Grace212 · 19/01/2019 22:48

" why would a different kind of clock help?! "

I haven't used an alarm clock for years because I use my phone. However, I'm guessing the OP has the phone alarm set in a way that risks it going off on the wrong days, whereas an old fashioned alarm clock would have to be reset again each night?

also OP the fact that you have several alarms going off must be driving him nuts.

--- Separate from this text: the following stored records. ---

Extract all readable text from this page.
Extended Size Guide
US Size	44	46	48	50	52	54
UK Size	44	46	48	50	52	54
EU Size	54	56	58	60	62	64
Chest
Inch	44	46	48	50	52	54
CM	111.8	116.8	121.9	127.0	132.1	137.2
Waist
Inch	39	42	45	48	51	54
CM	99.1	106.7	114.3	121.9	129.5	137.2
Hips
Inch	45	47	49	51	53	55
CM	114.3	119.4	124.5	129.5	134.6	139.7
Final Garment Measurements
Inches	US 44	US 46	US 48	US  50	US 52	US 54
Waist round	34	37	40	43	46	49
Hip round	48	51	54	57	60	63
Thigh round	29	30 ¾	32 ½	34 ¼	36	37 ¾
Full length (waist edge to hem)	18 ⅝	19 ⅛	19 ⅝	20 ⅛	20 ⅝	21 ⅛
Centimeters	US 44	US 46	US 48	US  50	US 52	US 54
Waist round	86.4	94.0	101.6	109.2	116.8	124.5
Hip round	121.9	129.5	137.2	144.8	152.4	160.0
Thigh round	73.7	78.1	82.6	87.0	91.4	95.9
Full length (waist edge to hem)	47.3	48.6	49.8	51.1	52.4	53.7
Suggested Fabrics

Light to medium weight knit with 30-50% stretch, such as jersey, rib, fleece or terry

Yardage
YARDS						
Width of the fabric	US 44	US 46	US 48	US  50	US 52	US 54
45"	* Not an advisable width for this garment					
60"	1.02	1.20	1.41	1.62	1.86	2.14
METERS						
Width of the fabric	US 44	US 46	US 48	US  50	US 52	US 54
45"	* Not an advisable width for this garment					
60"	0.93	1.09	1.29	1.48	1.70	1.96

Wolfiefan · 19/01/2019 22:49

I don’t get enough sleep. I have medical conditions that mean that any sleep I can get is precious.
I would be pissed off at alarms going off on my day off.
I would be pissed off if a partner CBA to get out of bed but kept hitting snooze instead of getting out of bed when the alarm goes off.
You may find the sound pleasant. Your partner may not.

SoupOnMyTableNowSir · 19/01/2019 22:49

I have an android phone and I can set the phone to automatically turn itself onto priority at different times on weekdays and weekends. Therefore I don't have to do it myself, it does it for me at set times.

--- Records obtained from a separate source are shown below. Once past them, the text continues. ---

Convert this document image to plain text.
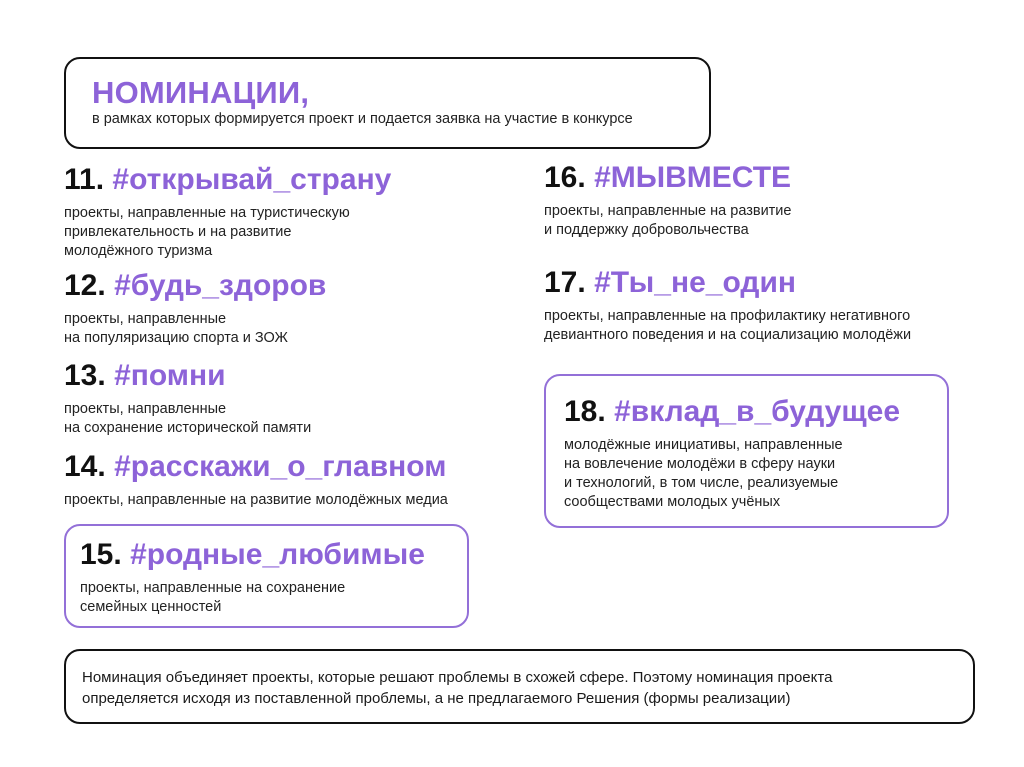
НОМИНАЦИИ,
в рамках которых формируется проект и подается заявка на участие в конкурсе
11. #открывай_страну
проекты, направленные на туристическую
привлекательность и на развитие
молодёжного туризма
12. #будь_здоров
проекты, направленные
на популяризацию спорта и ЗОЖ
13. #помни
проекты, направленные
на сохранение исторической памяти
14. #расскажи_о_главном
проекты, направленные на развитие молодёжных медиа
15. #родные_любимые
проекты, направленные на сохранение
семейных ценностей
16. #МЫВМЕСТЕ
проекты, направленные на развитие
и поддержку добровольчества
17. #Ты_не_один
проекты, направленные на профилактику негативного
девиантного поведения и на социализацию молодёжи
18. #вклад_в_будущее
молодёжные инициативы, направленные
на вовлечение молодёжи в сферу науки
и технологий, в том числе, реализуемые
сообществами молодых учёных
Номинация объединяет проекты, которые решают проблемы в схожей сфере. Поэтому номинация проекта
определяется исходя из поставленной проблемы, а не предлагаемого Решения (формы реализации)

This allows for alarms to ring that I set for weekdays only, no need for early wakings on a weekend here and priority phone calls, no texts/whatsapp. So if my family need to ring me they can get hold of me as I have set them to priority in phone book.

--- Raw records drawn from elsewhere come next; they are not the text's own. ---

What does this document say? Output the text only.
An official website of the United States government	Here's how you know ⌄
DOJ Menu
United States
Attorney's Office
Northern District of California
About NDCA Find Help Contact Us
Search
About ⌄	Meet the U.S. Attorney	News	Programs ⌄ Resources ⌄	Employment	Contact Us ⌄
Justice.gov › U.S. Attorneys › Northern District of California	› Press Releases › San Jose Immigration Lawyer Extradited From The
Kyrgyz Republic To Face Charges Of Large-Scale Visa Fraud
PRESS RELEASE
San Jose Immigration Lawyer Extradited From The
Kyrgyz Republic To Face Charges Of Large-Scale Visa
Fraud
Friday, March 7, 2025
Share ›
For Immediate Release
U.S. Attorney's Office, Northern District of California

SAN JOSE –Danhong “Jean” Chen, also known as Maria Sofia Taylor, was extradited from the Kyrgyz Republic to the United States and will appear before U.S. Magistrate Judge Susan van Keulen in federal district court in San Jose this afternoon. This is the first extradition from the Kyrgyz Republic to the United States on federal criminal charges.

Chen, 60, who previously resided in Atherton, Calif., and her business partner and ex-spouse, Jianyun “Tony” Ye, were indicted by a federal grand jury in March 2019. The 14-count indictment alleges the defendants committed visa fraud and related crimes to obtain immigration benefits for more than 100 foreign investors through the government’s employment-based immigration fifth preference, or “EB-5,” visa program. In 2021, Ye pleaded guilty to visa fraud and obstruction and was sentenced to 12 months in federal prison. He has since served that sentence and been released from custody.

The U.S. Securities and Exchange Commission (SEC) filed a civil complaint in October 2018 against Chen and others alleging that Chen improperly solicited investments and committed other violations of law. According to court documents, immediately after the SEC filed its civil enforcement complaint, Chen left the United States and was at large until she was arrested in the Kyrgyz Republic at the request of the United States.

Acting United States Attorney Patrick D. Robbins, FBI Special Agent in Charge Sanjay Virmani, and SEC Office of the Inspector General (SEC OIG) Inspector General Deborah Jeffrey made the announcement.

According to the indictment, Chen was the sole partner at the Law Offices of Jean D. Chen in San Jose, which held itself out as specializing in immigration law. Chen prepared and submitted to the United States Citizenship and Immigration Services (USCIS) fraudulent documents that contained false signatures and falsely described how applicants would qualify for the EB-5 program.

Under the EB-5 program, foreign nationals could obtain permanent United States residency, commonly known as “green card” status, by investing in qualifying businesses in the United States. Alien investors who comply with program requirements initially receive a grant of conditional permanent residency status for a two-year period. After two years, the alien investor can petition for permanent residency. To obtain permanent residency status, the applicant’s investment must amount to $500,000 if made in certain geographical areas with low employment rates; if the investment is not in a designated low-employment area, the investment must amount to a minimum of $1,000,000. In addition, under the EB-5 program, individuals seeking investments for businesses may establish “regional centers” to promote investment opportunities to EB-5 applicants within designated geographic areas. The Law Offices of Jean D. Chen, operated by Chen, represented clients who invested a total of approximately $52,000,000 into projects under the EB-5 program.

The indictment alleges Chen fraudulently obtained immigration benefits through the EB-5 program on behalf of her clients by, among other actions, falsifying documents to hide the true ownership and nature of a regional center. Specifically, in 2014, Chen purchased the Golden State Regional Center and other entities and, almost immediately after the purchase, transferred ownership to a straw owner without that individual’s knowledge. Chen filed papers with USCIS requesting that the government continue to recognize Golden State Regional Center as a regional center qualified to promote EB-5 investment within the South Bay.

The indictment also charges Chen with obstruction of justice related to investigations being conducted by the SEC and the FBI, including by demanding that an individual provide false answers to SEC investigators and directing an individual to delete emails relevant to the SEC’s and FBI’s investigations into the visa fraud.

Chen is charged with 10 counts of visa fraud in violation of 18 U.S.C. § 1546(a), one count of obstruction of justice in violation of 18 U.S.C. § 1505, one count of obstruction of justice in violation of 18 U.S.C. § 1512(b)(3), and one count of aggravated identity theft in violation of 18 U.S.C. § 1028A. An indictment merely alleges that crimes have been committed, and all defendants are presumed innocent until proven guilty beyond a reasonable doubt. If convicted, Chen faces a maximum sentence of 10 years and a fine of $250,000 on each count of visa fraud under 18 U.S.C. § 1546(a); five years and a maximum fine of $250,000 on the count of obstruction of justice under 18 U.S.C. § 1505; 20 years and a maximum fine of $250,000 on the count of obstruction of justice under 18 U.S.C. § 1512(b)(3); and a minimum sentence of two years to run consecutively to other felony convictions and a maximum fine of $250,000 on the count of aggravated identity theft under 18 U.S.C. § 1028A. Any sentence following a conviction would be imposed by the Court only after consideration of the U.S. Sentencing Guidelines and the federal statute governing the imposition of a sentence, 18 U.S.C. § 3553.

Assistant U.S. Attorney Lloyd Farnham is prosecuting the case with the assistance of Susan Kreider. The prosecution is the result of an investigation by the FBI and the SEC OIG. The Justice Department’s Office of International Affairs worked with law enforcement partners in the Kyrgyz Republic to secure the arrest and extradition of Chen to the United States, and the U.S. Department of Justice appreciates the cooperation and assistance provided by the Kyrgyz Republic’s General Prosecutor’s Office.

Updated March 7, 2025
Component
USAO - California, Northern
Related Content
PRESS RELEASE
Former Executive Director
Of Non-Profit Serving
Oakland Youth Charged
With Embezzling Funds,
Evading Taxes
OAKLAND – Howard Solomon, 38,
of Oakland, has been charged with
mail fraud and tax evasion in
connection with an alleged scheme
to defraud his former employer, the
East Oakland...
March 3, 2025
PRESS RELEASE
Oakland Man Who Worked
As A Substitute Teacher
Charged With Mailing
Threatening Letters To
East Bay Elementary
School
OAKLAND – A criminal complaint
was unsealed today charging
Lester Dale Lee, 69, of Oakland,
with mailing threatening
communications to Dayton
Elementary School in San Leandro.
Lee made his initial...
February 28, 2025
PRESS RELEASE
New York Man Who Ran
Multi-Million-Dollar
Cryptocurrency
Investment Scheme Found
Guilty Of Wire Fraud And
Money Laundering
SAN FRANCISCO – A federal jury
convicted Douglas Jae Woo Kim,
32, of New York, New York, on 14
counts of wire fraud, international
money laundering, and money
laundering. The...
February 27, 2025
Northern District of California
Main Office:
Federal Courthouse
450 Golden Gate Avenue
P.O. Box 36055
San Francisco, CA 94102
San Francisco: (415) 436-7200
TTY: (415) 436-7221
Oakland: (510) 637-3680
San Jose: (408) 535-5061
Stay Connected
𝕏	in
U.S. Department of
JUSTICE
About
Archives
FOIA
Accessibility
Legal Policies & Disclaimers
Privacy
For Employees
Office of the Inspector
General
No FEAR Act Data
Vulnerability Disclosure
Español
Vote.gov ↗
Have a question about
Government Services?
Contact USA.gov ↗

You need to use your phone settings to help you out. And no you don't need a separate alarm clock.

MirriVan · 19/01/2019 22:49

This reply has been deleted

Message withdrawn at poster's request.

borntobequiet · 19/01/2019 22:53

It doesn’t sound as though you get on very well. What are your plans for the future?

2019Dancerz · 19/01/2019 22:53

OPhow much more evidence are you needing that your OP and you need to split?

dellacucina · 19/01/2019 22:54
  1. It isn't set to go off on Saturday, I must have bumped that when I updated the alarm last
  2. Usually only one of my alarms goes off and I turn them both off but I have the second one as a backstop. Usually DD wakes us or he has to get up at the same time anyway, so he rarely hears the alarm. Mornings are very difficult for me.
OP posts:
Wolfiefan · 19/01/2019 22:56

It doesn’t sound like you’re making them easy for him either.
Talk to you partner and agree a way forward?

Grace212 · 19/01/2019 22:57
  1. is exactly why I was thinking a clock would be better. however, I've seen I've missed another post about him that makes him sound very controlling, so not sure if this is one of those posts that's really about something else.
Flooffloof · 19/01/2019 22:57

Hmmm fence sitting. Sorry.
I use my phone alarm cos I can set it up in advance to go off specific days and times. I need sleep, I can sometimes cry because I haven't slept much and DPs alarm goes off unexpectedly. But I wouldn't dream of telling him to get rid of his clock radio (the old fart) because we both have to get up stupid early although I am up first, and generally it doesn't affect me. But still days I don't have to get up it's bloody annoying.